Adult sheep have 32 teeth (tooth formula I:0/3 C:0/1 P:3/3 M:3/3). The cutting teeth are located at an obtuse angle to jaw — such a structure allows the animals to more effectively bite grass in comparison to other herbivores. Bicuspid and premolars together form wide surface at the back portion of the mouth – sheep chew grass using these teeth. The development of teeth occurs gradually: initial milk teeth and regular teeth start appearing after a year or 1 ˝ years and start to be replaced with constants, and all the process of change comes to an end only on the fourth year of a life.

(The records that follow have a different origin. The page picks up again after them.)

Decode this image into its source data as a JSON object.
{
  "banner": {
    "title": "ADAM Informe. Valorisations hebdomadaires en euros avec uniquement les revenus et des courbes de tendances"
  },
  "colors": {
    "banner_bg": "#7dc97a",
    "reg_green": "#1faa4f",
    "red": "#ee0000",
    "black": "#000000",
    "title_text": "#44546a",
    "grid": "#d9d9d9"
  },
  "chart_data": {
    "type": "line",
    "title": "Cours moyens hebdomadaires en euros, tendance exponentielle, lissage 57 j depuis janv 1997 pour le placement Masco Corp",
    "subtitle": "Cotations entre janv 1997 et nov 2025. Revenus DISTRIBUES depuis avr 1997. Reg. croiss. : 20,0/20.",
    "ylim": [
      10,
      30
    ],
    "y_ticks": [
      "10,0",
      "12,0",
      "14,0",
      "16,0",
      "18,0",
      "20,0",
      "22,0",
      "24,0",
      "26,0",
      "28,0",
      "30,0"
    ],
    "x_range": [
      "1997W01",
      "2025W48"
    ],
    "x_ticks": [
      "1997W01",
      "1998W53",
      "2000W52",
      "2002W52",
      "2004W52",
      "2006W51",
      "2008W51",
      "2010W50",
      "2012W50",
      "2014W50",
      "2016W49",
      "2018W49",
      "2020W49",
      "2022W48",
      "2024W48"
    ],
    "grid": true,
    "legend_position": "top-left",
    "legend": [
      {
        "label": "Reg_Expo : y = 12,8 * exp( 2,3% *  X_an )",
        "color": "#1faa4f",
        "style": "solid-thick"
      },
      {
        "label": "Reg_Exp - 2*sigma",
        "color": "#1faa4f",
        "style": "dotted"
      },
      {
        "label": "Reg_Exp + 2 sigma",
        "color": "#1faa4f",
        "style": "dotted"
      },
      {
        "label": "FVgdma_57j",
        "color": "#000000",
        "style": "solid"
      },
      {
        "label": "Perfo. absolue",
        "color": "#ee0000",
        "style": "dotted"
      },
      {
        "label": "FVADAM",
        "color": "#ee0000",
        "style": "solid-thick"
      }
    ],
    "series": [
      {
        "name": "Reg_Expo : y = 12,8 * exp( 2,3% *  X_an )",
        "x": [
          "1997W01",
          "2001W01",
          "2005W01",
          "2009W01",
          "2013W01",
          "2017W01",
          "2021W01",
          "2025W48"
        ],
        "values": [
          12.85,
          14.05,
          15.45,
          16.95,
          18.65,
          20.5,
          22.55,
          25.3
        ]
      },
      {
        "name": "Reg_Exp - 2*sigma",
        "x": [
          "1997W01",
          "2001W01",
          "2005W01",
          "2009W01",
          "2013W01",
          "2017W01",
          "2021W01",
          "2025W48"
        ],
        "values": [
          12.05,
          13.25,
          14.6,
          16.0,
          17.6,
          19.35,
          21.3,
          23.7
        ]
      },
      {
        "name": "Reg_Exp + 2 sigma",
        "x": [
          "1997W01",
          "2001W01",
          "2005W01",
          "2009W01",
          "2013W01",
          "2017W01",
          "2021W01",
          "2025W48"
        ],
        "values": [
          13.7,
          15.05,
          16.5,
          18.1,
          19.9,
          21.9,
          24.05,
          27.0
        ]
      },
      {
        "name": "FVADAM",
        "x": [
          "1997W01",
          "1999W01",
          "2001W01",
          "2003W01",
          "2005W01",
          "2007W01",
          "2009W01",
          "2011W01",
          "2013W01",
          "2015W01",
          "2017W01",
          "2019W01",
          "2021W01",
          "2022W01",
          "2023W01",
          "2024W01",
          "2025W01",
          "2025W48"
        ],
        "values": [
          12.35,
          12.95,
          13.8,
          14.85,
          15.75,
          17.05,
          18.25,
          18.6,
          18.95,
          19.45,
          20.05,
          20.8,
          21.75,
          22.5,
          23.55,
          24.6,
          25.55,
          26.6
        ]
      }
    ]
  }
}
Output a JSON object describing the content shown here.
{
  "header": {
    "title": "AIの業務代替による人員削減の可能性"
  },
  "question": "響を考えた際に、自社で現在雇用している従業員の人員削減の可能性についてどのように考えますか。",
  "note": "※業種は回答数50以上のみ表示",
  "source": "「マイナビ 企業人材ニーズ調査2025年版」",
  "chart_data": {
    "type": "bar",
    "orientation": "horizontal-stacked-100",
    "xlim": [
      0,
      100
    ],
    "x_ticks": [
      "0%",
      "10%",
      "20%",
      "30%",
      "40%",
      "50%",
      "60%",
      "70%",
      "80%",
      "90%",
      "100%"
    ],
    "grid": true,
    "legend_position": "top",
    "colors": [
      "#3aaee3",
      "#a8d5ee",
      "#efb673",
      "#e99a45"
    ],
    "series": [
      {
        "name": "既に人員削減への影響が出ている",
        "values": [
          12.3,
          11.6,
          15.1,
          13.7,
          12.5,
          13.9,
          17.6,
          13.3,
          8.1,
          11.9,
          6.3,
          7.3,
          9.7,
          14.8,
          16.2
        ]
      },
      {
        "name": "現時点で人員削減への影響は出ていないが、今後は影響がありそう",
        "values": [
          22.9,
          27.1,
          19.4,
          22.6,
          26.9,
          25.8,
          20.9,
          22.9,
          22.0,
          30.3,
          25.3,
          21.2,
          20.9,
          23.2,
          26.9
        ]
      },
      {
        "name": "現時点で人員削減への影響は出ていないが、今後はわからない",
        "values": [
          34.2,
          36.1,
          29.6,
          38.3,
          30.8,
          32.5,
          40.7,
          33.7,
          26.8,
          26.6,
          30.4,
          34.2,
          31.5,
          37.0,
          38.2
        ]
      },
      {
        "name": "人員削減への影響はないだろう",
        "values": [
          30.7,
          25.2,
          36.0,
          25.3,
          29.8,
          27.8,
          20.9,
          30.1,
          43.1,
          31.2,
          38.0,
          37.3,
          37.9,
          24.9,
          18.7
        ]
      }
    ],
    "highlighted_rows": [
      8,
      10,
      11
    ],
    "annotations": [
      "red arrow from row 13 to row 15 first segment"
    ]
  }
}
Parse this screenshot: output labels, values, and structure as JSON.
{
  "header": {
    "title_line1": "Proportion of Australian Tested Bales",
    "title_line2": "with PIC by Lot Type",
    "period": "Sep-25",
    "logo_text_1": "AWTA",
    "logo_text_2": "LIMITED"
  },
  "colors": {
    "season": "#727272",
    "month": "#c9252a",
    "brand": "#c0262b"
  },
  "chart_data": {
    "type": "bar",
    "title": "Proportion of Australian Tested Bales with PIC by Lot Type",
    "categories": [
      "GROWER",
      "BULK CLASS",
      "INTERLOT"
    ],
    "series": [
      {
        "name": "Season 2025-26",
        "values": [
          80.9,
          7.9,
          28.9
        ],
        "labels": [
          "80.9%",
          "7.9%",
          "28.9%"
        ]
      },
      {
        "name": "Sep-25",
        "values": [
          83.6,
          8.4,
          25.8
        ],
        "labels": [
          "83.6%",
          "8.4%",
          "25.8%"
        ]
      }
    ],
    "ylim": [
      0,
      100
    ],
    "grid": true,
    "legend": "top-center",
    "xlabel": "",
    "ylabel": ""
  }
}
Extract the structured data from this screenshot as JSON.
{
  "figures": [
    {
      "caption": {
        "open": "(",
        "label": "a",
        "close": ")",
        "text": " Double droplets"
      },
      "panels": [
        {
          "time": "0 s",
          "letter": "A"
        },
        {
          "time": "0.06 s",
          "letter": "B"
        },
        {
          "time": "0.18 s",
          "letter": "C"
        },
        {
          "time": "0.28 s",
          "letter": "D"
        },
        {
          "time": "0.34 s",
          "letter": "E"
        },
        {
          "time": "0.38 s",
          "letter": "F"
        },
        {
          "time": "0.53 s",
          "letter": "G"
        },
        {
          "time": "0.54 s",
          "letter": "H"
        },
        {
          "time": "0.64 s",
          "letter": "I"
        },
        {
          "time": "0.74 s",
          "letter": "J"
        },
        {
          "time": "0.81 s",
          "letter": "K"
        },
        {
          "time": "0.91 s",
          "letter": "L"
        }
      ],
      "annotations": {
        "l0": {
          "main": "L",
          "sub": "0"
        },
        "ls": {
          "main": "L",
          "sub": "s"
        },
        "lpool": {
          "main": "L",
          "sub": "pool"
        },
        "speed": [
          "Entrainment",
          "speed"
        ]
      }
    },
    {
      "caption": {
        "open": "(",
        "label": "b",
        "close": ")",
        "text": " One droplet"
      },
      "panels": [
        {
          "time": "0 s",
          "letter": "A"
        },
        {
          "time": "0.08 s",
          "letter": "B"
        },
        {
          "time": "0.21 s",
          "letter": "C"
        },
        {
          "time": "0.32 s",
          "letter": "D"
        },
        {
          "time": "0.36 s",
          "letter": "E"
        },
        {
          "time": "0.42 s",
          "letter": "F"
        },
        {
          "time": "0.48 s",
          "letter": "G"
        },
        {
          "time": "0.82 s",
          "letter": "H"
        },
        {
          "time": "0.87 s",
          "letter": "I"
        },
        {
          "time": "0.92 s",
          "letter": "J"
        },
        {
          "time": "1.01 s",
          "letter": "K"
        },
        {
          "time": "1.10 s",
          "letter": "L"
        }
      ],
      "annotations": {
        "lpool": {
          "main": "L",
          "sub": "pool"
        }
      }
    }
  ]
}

All sheep possess good hearing and are sensitive to noise. The lateral position of the eyes and the horizontally extended pupils increase the coverage angle up to approximately 270° - 320° which allows animals to look back without turning the head (dense wool can reduce the coverage angle). However, spatial sight is not sufficiently developed in sheep — shadows and pits in the ground can put the brakes on the movement of the animals. On the whole, sheep avoid shadow areas and prefer open and well illuminated places.
The horns are well developed in the majority of male breeds — they are spirally twisted with terminations outside and lateral protuberances. Even female animals have small sized horns. The color varies depending on the breed — from milky-white to dark-brown and black. Sheep with thin wool are usually white. Sheep with coarse wool has two layers of wool —first, the downy under-fur consists of fine fibers with a diameter of about 25 microns and the second layer of more massive fibers with a diameter of up to 100—200 microns. In fine-fleeced sheep, the wool consists only of the first layer. The length of the fibers constitute from 5—9 cm in fine-fleeced breeds and up to 10—15 cm in coarse wool animals.